Oh, yes, most folks with desk jobs would still be working -- at least I sure was. My company's pregnancy leave is day-limited; if you leave before delivery you have to dock those days off your maternity leave.
With SPD, being seated upright in a chair is the least painful position possible. Standing is excruciating, but lying down is nearly as bad, because you cannot move your legs or hips without pain, but you always want to in order to shift the weight of the baby. SPD isn't dangerous in terms of one's systemic health at all; it is just pure pain, coupled with the risk that one of your legs will fold under you if you can't manage to hold your hip joints stiffly enough whilst walking.
With my youngest, my OB finally told me that I couldn't go to work any more at my weekly visit of week 39; that was on Wednesday. I delivered on Saturday, and yep, I had to go back to work at 6 weeks minus 3 days because of it. DH actually got laid off during the final week of my leave, which is what saved us; our daycare would not take an infant younger than 6 weeks.

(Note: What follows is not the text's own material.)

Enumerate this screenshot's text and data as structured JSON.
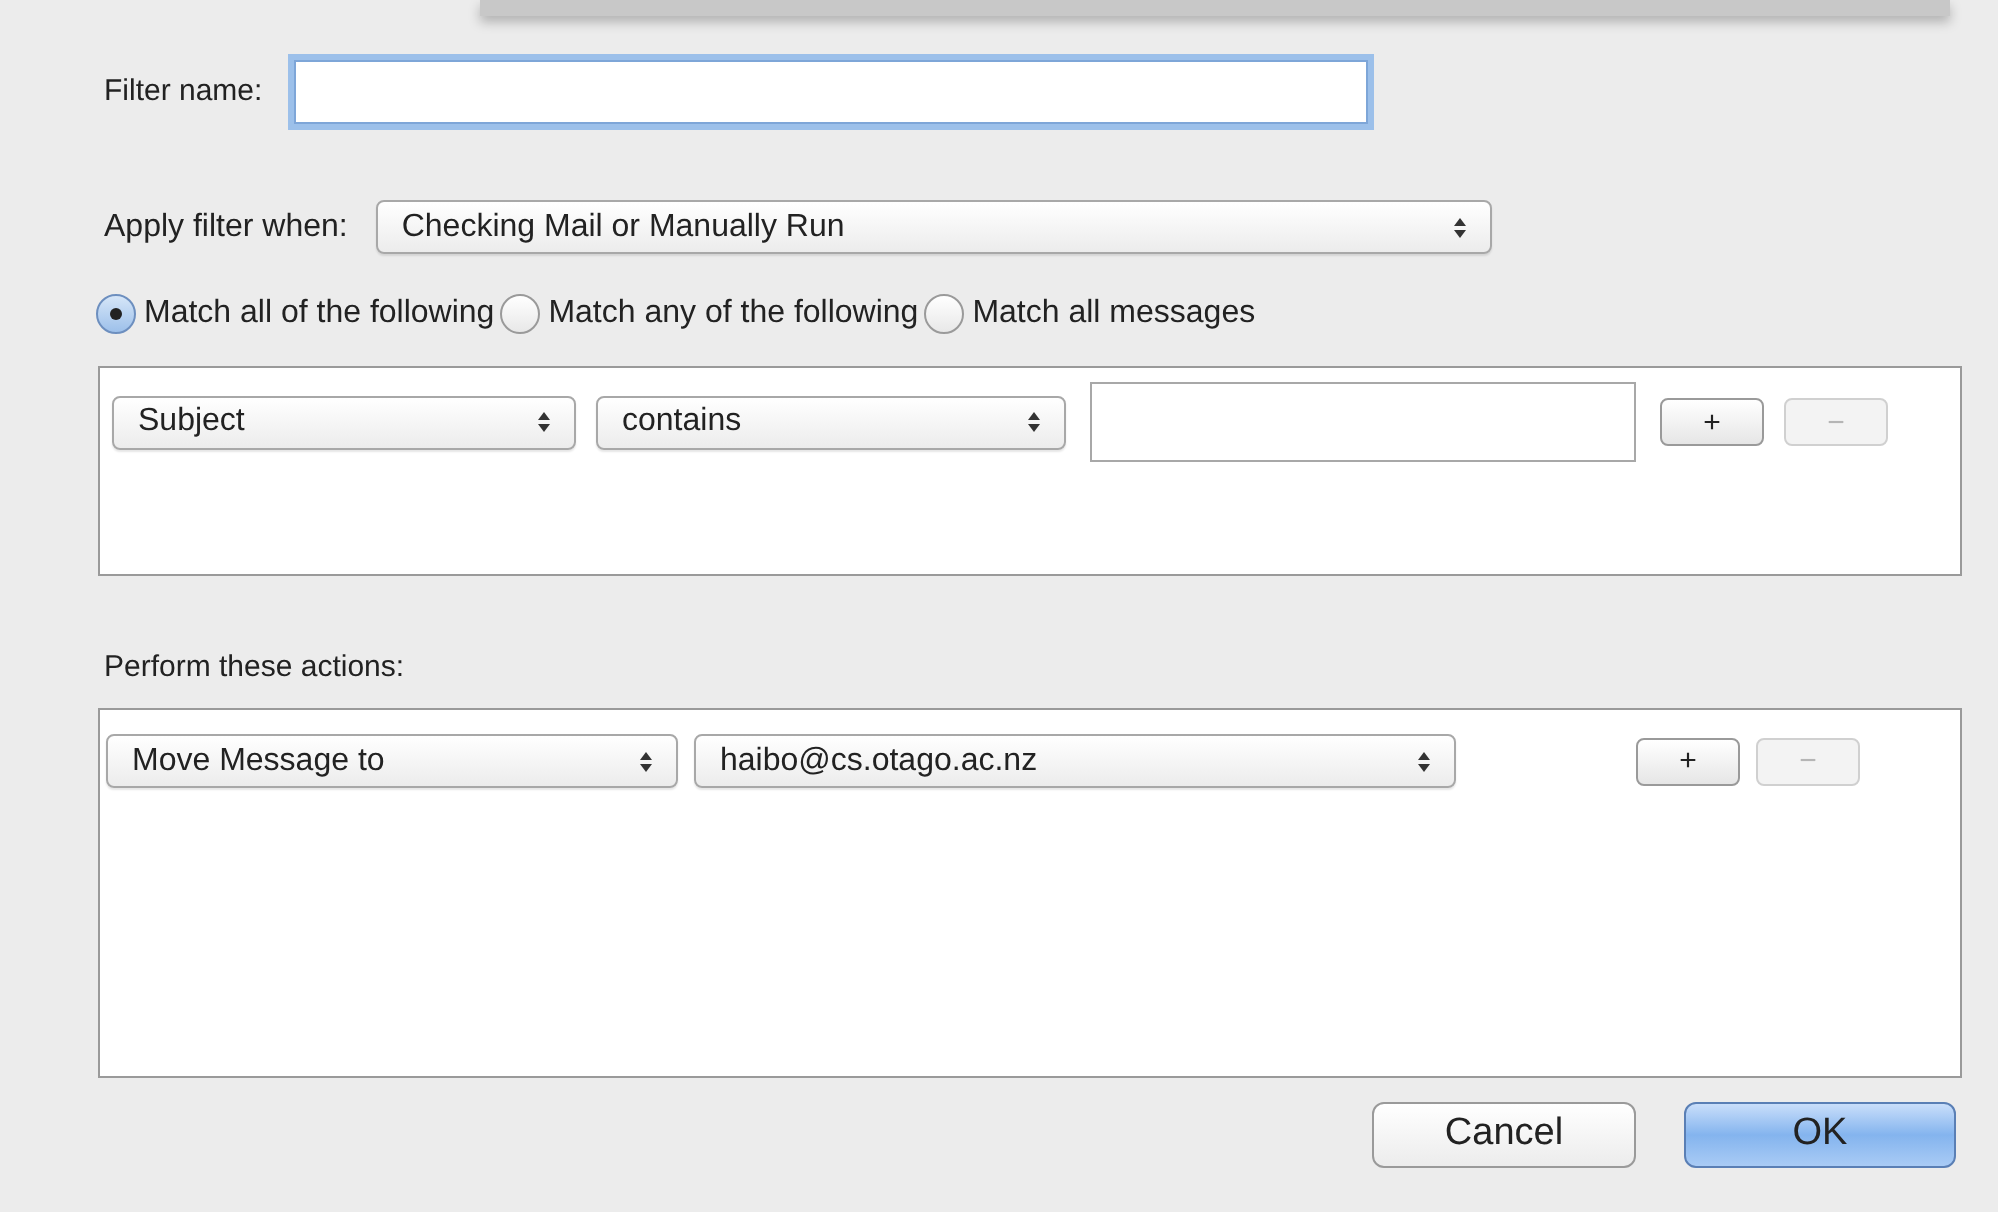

I was essentially fine as long as I was sitting at my desk with my legs propped up, but I tried hard to stay in that chair and not stand unless it was absolutely necessary. In each of my pregnancies I was using a cane by 15 weeks.
Personally, I wouldn't have needed company-issued "medical parking" either -- because my OB always signed the paperwork for me to obtain a DMV temporary disability placard until the end of my due month. However, there are a lot of OB's (mostly males, of course) who dismiss SPD as imaginary or just not that painful; if I had had a physician like that and medical parking was available, you bet I would have applied for it.